Non-starch polysaccharides such as arabinoxylans have important roles in the human diet, resulting in potential benefits such as increased microbial fermentation, promotion of beneficial microflora, prevention of re-absorption of bile acids leading to lower plasma cholesterol, and retardation of starch digestion. The latter two beneficial effects may arise from viscosity and/or diffusion phenomena in the gastrointestinal tract. To study this, measurements of the viscosity and diffusion coefficients of a polymer probe similar in size to both bile salt micelles and alpha-amylase were carried out for water solutions of three arabinoxylans with differing viscosities. Diffusion coefficients were obtained using fluorescence recovery after photobleaching (FRAP). The concentration dependence of both viscosity and diffusion coefficients followed the usual behaviour of polymers for each of three arabinoxylan samples. However, at a given concentration, the sample with the highest viscosity also had the highest probe diffusion coefficient: the reverse of what would be expected for homogeneous solutions. This apparent anomaly is ascribed to differences in polymer structure between the three samples giving rise to varying levels of local polymer aggregation and consequent microvoids. These differences are verified using characterisation with multiple-detection size-exclusion chromatography.
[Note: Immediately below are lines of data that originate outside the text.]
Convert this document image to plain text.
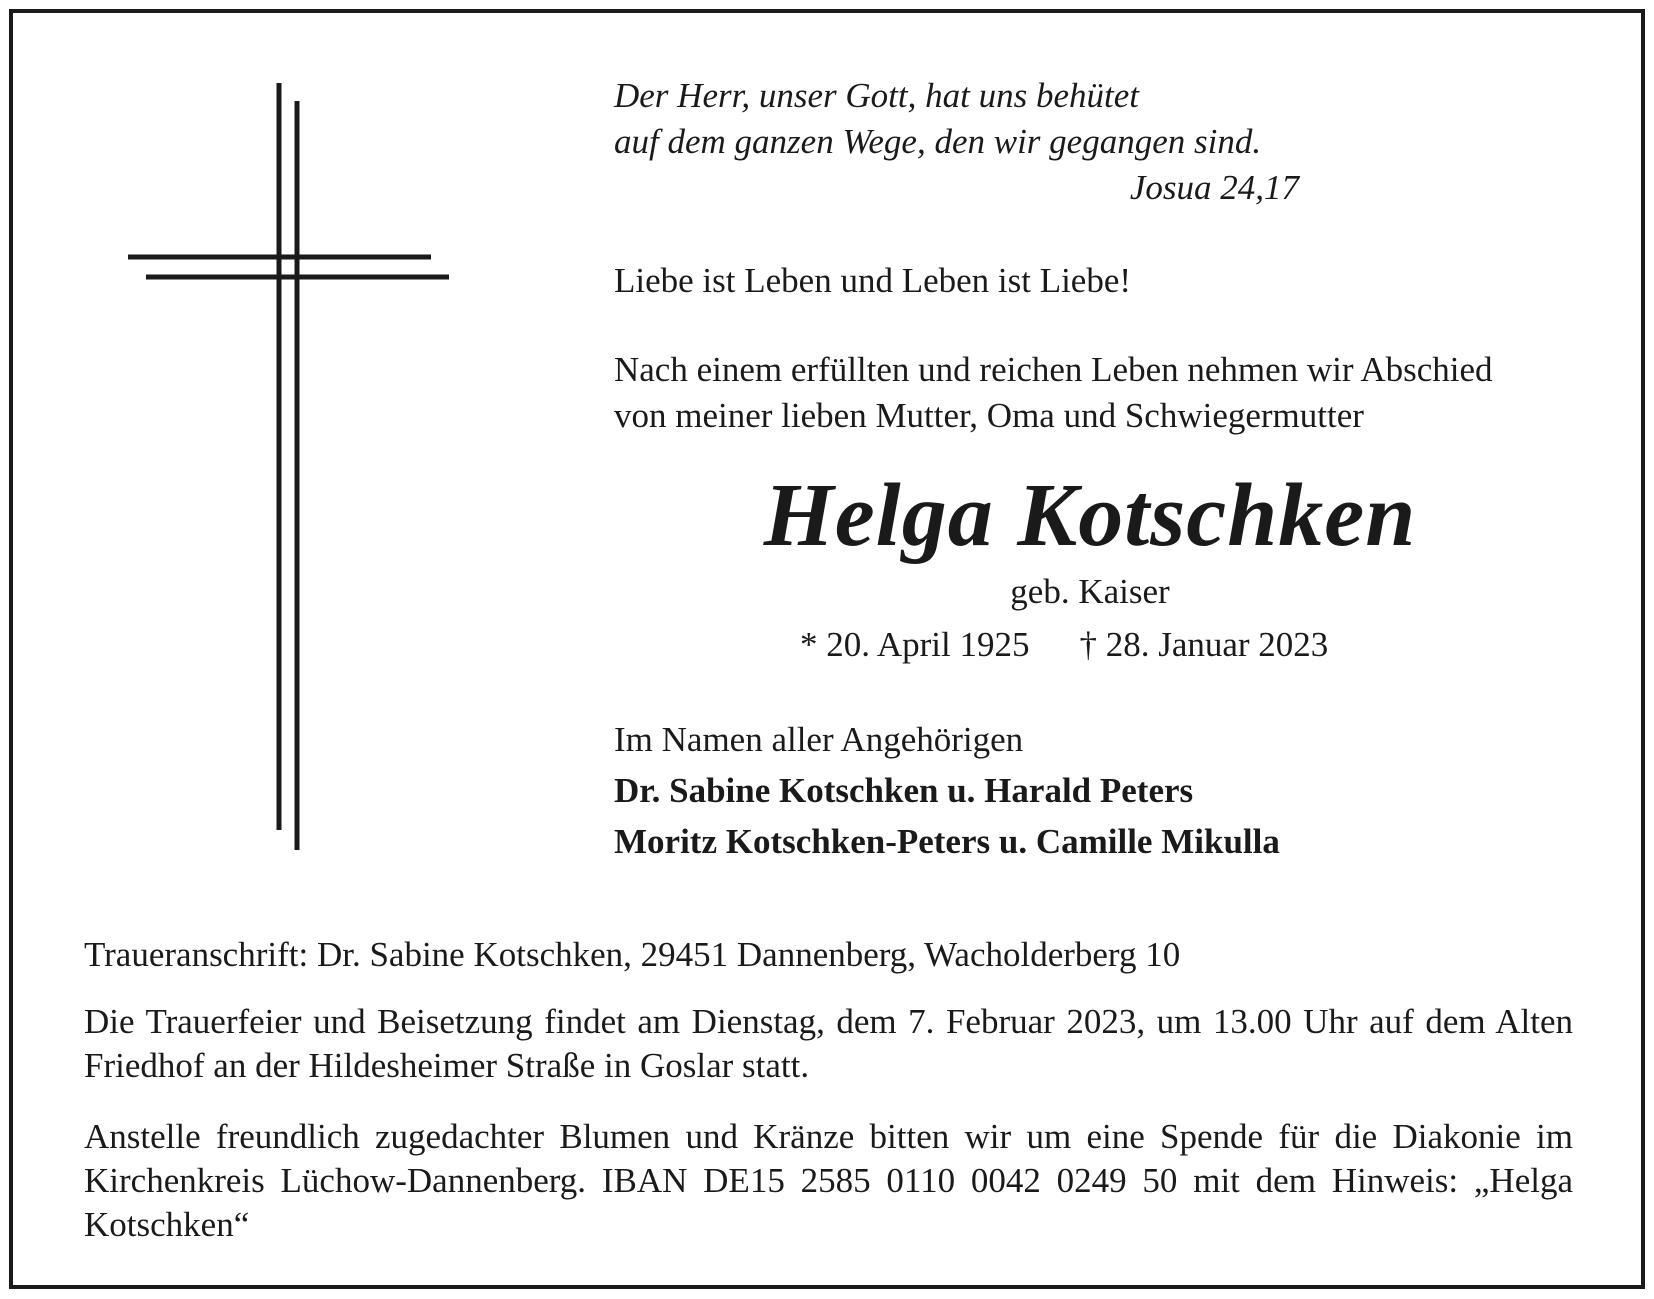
Der Herr, unser Gott, hat uns behütet
auf dem ganzen Wege, den wir gegangen sind.
Josua 24,17
Liebe ist Leben und Leben ist Liebe!
Nach einem erfüllten und reichen Leben nehmen wir Abschied
von meiner lieben Mutter, Oma und Schwiegermutter
Helga Kotschken
geb. Kaiser
* 20. April 1925 † 28. Januar 2023
Im Namen aller Angehörigen
Dr. Sabine Kotschken u. Harald Peters
Moritz Kotschken-Peters u. Camille Mikulla
Traueranschrift: Dr. Sabine Kotschken, 29451 Dannenberg, Wacholderberg 10
Die Trauerfeier und Beisetzung findet am Dienstag, dem 7. Februar 2023, um 13.00 Uhr auf dem Alten Friedhof an der Hildesheimer Straße in Goslar statt.
Anstelle freundlich zugedachter Blumen und Kränze bitten wir um eine Spende für die Diakonie im Kirchenkreis Lüchow-Dannenberg. IBAN DE15 2585 0110 0042 0249 50 mit dem Hinweis: „Helga Kotschken“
Deviations from simple Stokes–Einstein behaviour are ascribed to the existence of aggregates in solution. The results show that studies of the role of arabinoxylans in human nutrition cannot assume that the diffusion coefficients of species with sizes in the range important for digestive processes in a series of samples will increase with decreasing viscosity at a given concentration: diffusion coefficient and viscosity must be measured independently.